Providers worry about CPAP report’s ripple effect

WASHINGTON – Providers say a recent draft report on the effectiveness of CPAP is questionable, but they worry it could still impact everything from patient confidence in the therapy to adequate access and payment for equipment and services. 

The report, released in April by the Agency for Healthcare Research and Quality, states that published studies show little evidence of long-term benefits of CPAP therapy on cardiovascular and other health outcomes.  

“I think it was a fairly biased study that selectively reviewed certain data that supported a viewpoint that was maybe predetermined,” said Gary Sheehan, senior vice president, regional operations, for AdaptHealth New England. “It’s hard to know what’s its purpose was, and I don’t think it’s a good representation of the complete long-term benefits of treating OSA.” 

It was CMS that asked the AHRQ to evaluate the evidence on the improvement of long-term clinical health outcomes with CPAP treatment, as well as the validity of the criteria used as surrogate outcomes. 

There has already been pushback against the draft report by the sleep community, including the American Academy of Sleep Medicine, but providers say they hope patients hear the full story, too. 

“I think the public is very quick to side with whatever (comments become public) instead of doing research,” said Robyn Parrott, president of Detroit, Mich.-based Sleep Solutions. “It’s on Facebook, so it must be true.
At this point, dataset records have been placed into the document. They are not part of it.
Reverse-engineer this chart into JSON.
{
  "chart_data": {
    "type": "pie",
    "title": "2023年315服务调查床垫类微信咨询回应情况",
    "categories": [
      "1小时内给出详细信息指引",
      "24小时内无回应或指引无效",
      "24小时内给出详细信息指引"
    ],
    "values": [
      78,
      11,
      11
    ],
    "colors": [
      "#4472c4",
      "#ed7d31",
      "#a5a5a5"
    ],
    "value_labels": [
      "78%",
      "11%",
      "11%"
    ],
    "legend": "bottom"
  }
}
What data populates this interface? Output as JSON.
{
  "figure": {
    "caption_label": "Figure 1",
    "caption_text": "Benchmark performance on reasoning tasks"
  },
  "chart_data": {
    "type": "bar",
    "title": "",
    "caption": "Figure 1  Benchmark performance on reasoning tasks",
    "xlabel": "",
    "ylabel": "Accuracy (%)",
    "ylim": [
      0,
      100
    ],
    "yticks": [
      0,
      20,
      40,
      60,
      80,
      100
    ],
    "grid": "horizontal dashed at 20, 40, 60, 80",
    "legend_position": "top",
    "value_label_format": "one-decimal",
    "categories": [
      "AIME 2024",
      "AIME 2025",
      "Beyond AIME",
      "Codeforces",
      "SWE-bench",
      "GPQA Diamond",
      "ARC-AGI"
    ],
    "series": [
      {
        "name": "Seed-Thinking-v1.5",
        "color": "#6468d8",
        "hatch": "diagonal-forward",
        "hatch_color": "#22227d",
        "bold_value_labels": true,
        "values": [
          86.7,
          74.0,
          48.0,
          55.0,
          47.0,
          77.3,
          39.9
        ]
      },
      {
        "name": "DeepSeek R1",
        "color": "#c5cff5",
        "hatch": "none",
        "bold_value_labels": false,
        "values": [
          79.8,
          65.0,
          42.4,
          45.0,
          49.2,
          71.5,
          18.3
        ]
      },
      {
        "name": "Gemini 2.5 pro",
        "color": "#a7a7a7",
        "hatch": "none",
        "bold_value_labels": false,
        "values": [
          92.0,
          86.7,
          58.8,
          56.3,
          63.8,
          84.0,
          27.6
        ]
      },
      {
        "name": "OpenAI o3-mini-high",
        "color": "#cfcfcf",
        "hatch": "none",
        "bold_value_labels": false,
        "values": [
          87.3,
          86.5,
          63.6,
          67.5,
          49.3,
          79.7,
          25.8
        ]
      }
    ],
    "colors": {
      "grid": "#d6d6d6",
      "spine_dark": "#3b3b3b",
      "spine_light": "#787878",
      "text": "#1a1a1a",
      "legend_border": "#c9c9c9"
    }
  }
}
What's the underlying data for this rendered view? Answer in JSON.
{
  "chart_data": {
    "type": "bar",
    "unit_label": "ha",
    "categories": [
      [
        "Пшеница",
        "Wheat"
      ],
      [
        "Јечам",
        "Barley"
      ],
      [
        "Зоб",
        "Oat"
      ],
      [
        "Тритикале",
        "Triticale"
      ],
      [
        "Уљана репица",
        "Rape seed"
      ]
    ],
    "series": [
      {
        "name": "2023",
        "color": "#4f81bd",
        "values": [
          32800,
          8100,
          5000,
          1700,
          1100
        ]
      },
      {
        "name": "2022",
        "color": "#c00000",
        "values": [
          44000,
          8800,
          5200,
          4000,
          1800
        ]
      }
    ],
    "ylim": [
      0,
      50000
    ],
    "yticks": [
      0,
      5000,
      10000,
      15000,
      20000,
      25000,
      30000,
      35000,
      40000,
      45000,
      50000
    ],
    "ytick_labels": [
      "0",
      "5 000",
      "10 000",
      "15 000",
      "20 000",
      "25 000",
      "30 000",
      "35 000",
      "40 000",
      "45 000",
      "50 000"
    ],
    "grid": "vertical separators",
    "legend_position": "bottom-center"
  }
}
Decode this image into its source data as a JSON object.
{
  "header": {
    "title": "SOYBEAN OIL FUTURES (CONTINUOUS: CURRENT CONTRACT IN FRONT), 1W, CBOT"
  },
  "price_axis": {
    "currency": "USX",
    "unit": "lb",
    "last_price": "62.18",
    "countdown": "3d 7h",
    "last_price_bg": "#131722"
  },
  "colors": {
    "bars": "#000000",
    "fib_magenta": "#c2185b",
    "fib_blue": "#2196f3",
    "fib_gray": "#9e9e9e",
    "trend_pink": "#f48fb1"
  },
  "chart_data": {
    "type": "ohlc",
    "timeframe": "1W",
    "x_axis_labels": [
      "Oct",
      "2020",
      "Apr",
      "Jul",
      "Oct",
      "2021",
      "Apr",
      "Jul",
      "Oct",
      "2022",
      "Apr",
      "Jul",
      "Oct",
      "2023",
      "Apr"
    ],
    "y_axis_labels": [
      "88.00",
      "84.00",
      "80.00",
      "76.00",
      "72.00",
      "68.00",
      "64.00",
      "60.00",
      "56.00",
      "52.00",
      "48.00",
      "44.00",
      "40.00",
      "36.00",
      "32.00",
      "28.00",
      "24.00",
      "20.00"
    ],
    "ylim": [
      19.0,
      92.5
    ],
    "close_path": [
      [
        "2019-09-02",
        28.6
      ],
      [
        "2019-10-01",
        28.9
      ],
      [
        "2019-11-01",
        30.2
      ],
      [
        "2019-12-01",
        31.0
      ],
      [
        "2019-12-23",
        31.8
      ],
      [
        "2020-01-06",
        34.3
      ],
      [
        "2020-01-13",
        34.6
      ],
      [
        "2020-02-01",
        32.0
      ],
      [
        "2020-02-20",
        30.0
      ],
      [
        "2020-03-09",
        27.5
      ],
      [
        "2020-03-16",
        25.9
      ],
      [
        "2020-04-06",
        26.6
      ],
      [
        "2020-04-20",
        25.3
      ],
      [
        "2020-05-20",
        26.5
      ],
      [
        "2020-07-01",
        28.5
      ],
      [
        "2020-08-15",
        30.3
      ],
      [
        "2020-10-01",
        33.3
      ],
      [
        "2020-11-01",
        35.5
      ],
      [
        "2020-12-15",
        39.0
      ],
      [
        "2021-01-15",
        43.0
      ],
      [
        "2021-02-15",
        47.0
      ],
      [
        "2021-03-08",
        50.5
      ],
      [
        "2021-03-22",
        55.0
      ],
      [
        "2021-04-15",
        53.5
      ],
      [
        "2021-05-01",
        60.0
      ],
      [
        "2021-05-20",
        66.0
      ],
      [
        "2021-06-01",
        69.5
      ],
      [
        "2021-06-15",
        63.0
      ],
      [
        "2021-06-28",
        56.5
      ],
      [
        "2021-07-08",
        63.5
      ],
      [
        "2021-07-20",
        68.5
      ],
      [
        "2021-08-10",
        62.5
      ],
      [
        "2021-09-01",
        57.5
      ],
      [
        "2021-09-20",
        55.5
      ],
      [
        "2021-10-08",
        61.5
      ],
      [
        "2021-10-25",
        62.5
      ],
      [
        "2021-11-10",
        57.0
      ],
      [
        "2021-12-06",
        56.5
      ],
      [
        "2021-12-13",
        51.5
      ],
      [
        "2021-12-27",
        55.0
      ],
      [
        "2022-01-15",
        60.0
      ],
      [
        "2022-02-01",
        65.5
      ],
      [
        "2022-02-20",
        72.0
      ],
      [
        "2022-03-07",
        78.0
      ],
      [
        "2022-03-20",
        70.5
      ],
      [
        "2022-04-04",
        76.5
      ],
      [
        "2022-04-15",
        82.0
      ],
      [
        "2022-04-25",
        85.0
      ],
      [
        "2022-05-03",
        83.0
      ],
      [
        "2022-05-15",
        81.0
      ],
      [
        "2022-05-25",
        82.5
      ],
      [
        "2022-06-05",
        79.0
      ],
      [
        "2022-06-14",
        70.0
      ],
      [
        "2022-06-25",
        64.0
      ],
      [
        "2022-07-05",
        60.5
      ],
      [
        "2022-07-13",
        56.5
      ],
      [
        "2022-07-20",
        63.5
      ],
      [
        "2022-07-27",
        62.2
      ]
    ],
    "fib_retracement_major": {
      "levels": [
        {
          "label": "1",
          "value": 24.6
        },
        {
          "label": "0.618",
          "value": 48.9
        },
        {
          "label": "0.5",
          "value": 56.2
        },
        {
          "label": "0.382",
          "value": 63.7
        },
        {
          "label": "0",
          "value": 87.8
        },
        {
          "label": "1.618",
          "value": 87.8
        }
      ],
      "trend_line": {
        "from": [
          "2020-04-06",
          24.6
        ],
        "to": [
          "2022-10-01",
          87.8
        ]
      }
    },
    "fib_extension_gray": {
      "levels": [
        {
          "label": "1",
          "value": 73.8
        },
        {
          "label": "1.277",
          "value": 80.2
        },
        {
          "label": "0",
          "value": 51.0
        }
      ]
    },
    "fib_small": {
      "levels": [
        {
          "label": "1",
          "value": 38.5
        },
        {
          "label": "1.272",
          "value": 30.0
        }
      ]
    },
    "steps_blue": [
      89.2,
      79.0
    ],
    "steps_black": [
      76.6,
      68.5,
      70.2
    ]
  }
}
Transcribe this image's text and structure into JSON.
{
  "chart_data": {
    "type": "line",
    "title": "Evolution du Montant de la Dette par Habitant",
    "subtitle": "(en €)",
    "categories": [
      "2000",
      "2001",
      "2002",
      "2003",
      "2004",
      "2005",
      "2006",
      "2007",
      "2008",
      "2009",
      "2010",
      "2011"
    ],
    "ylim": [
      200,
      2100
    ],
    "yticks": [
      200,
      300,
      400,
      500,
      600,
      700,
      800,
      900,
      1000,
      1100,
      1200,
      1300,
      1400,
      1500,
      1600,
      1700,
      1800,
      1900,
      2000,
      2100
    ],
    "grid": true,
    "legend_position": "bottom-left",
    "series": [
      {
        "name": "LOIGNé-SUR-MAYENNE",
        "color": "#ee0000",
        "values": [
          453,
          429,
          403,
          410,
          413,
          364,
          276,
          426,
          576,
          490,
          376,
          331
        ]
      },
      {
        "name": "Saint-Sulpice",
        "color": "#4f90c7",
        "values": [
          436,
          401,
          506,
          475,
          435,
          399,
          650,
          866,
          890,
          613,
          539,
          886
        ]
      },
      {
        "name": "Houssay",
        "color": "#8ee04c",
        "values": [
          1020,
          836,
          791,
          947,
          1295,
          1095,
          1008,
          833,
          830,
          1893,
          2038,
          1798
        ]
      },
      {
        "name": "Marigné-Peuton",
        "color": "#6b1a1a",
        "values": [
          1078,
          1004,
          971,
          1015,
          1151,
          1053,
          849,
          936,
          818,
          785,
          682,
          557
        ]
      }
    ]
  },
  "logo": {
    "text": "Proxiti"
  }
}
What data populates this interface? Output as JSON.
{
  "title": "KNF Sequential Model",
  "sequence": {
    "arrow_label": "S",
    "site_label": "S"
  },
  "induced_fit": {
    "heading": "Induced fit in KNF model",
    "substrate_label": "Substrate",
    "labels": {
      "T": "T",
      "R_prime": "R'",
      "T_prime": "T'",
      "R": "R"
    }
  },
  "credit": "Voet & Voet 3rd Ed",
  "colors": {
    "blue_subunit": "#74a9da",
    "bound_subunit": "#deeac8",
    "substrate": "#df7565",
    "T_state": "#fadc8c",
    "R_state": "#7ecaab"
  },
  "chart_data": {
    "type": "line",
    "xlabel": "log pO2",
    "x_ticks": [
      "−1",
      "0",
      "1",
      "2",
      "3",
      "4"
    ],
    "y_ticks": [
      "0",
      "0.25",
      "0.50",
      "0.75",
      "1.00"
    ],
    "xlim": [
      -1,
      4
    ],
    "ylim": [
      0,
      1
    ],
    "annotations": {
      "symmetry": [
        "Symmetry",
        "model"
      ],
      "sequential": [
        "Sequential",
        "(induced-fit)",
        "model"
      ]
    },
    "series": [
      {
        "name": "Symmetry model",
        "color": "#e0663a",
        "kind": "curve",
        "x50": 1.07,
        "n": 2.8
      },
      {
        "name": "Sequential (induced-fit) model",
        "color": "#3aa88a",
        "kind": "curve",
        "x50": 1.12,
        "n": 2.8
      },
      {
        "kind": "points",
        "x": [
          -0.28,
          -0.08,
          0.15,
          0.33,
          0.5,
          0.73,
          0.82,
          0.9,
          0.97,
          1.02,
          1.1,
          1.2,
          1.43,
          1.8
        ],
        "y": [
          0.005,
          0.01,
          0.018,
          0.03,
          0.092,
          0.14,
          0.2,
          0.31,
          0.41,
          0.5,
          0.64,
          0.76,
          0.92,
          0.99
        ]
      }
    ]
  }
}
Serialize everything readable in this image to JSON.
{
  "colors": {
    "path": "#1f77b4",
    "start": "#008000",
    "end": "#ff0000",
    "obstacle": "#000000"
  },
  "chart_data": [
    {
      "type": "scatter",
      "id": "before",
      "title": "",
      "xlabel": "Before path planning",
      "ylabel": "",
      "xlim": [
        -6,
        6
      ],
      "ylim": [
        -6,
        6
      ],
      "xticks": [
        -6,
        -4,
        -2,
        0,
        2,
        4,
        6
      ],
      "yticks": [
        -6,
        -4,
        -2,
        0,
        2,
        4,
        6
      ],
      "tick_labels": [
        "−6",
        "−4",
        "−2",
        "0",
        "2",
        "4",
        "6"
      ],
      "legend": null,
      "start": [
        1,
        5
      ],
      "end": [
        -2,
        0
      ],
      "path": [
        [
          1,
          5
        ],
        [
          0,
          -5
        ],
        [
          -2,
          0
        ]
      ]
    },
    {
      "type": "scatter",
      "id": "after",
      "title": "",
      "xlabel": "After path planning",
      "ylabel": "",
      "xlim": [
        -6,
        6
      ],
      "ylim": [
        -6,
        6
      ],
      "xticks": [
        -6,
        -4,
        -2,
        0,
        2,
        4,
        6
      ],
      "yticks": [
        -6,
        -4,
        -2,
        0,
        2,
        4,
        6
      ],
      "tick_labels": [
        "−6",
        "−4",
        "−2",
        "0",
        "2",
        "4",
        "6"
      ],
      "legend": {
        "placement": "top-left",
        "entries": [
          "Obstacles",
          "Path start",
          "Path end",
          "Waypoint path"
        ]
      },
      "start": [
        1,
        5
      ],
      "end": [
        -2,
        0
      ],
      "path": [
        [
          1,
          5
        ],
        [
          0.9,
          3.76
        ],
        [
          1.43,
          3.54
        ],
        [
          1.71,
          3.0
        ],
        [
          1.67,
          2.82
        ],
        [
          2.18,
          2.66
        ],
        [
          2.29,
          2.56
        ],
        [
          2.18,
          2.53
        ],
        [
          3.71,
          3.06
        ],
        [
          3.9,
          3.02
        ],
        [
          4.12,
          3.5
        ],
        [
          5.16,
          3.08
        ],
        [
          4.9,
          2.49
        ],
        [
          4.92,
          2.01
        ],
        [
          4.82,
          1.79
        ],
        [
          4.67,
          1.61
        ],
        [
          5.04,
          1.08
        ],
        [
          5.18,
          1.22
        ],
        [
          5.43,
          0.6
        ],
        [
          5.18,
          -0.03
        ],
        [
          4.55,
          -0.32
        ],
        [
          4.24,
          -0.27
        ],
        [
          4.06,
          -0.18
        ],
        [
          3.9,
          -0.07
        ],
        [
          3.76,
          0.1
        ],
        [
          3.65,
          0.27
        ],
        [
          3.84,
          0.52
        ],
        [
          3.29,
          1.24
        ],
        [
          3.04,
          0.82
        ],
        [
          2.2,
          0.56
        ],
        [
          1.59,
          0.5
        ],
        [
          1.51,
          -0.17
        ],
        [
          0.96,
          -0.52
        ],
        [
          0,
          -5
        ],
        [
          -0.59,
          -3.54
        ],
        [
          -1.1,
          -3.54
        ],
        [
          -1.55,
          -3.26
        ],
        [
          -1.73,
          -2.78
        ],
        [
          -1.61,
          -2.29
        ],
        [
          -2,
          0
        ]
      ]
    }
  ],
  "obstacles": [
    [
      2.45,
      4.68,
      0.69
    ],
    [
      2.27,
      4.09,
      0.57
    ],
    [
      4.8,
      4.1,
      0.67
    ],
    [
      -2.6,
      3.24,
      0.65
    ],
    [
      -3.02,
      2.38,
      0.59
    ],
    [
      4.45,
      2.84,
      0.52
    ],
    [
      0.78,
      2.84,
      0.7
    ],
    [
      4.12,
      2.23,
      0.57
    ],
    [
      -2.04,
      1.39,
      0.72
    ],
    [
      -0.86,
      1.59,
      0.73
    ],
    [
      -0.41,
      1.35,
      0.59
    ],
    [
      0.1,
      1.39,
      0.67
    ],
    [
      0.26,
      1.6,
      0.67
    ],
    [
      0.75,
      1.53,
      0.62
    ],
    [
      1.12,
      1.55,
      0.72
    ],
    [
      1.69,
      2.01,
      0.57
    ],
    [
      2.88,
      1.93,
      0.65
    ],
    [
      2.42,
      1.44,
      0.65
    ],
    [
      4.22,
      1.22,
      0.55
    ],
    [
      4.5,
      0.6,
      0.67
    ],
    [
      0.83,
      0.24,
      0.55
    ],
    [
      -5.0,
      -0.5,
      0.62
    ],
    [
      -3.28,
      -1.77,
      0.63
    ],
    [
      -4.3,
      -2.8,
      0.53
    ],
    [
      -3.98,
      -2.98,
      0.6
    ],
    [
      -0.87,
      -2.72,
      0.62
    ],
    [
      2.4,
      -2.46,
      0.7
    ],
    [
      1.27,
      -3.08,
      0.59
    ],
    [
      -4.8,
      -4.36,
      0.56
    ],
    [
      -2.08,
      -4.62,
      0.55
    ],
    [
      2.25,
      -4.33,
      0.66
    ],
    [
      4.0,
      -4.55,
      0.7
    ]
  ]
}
Whereas if they take the time to ask their physician, the physician will be able to set them straight.” 

Stakeholders are concerned that such a report could, ultimately, impact coverage of CPAP therapy for Medicare and beyond. 

“The results of this study will drive the decision making not only for the Medicare program but also other federal health insurance programs like Medicaid, as well as commercial payers,” stated AAHomecare in the comments it submitted to the report. “This is critically important in terms of protecting patient access to CPAP, which is the recognized gold standard of care for OSA in the United States and worldwide.”